Efficient Tensor Network Algorithms for Spin Foam Models

TL;DR

This paper introduces tensor network algorithms that significantly improve the efficiency of computing amplitudes in spin foam models, enabling scalable analysis of complex configurations on standard hardware.

Contribution

The paper presents novel tensor network algorithms that reorganize spin foam sums into matrix contractions, reducing computational complexity and memory usage for large-scale models.

Findings

Substantial reduction in computational time and memory usage.

Consistent scaling behavior observed in vertex configuration analysis.

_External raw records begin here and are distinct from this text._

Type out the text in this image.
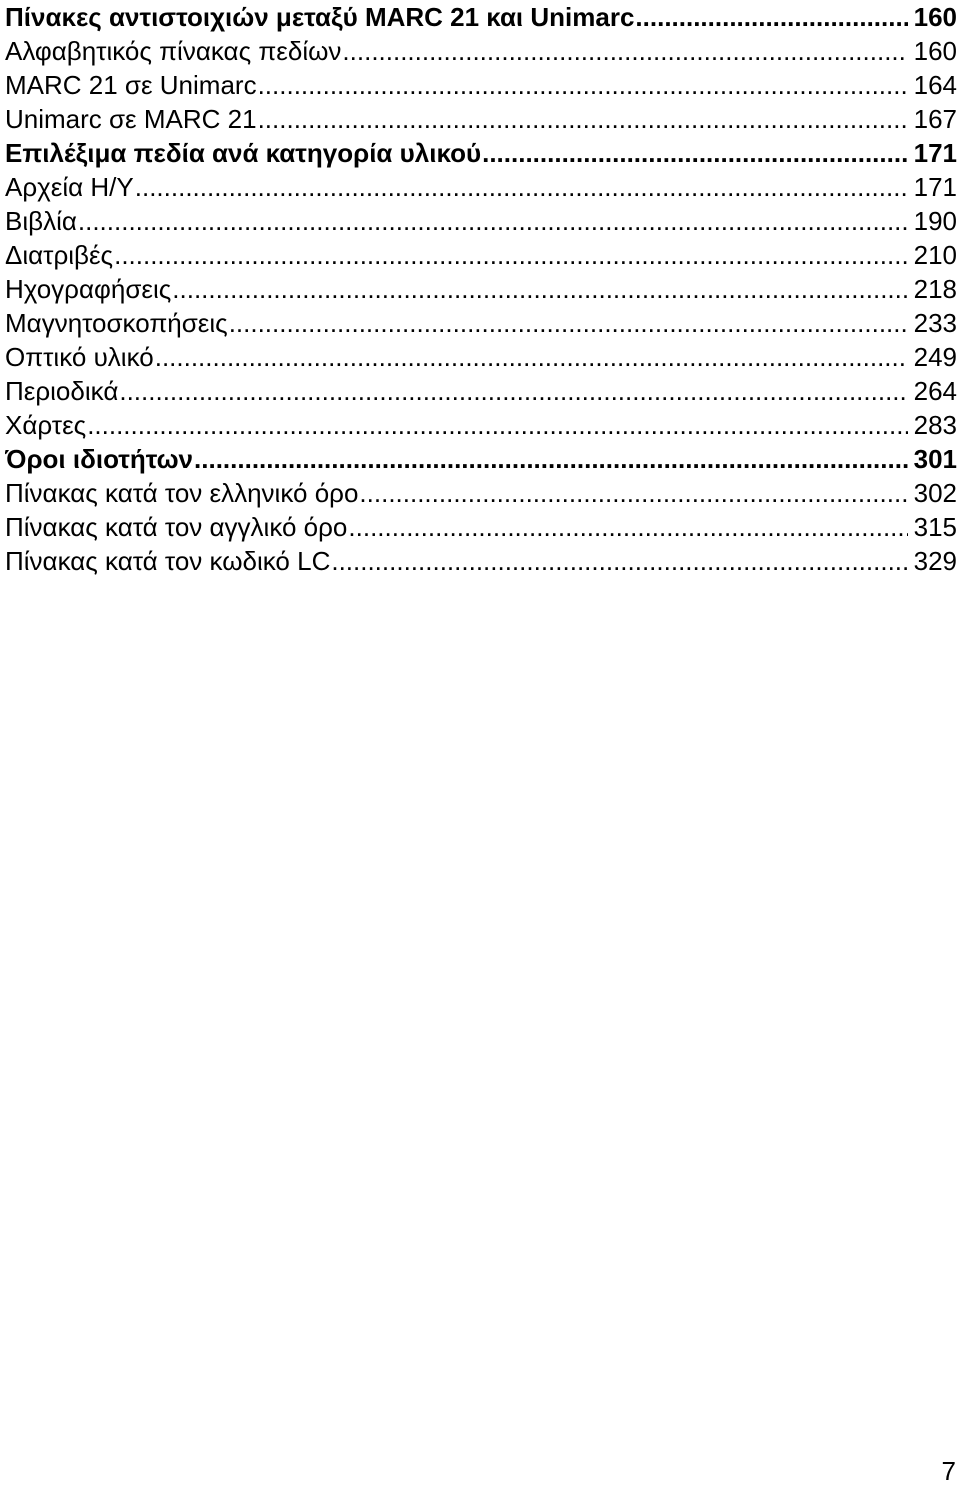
Πίνακες αντιστοιχιών μεταξύ MARC 21 και Unimarc .....	160
Αλφαβητικός πίνακας πεδίων .....	160
MARC 21 σε Unimarc .....	164
Unimarc σε MARC 21 .....	167
Επιλέξιμα πεδία ανά κατηγορία υλικού .....	171
Αρχεία Η/Υ .....	171
Βιβλία .....	190
Διατριβές .....	210
Ηχογραφήσεις .....	218
Μαγνητοσκοπήσεις .....	233
Οπτικό υλικό .....	249
Περιοδικά .....	264
Χάρτες .....	283
Όροι ιδιοτήτων .....	301
Πίνακας κατά τον ελληνικό όρο .....	302
Πίνακας κατά τον αγγλικό όρο .....	315
Πίνακας κατά τον κωδικό LC .....	329
7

Algorithms applicable to complex 2-complexes with multiple vertices.

Abstract

Numerical computations and methods have become increasingly crucial in the study of spin foam models across various regimes. This paper adds to this field by introducing new algorithms based on tensor network methods for computing amplitudes, focusing on topological SU(2) BF and Lorentzian EPRL spin foam models. By reorganizing the sums and tensors involved, vertex amplitudes are recast as a sequence of matrix contractions. This reorganization significantly reduces computational complexity and memory usage, allowing for scalable and efficient computations of the amplitudes for larger representation labels on standard consumer hardware--previously infeasible due to the computational demands of high-valent tensors. We apply these tensor network algorithms to analyze the characteristics of various vertex configurations, including Regge and vector geometries for the SU(2) BF theory, demonstrating consistent scaling behavior and differing oscillation patterns. Our benchmarks reveal substantial improvements in computational time and memory allocations, especially for large representation labels. Additionally, these tensor network methods are applicable to generic 2-complexes with multiple vertices, where we introduce partial-coherent vertex amplitudes to streamline the computations. The implementation of these algorithms is available on GitHub for further exploration and use.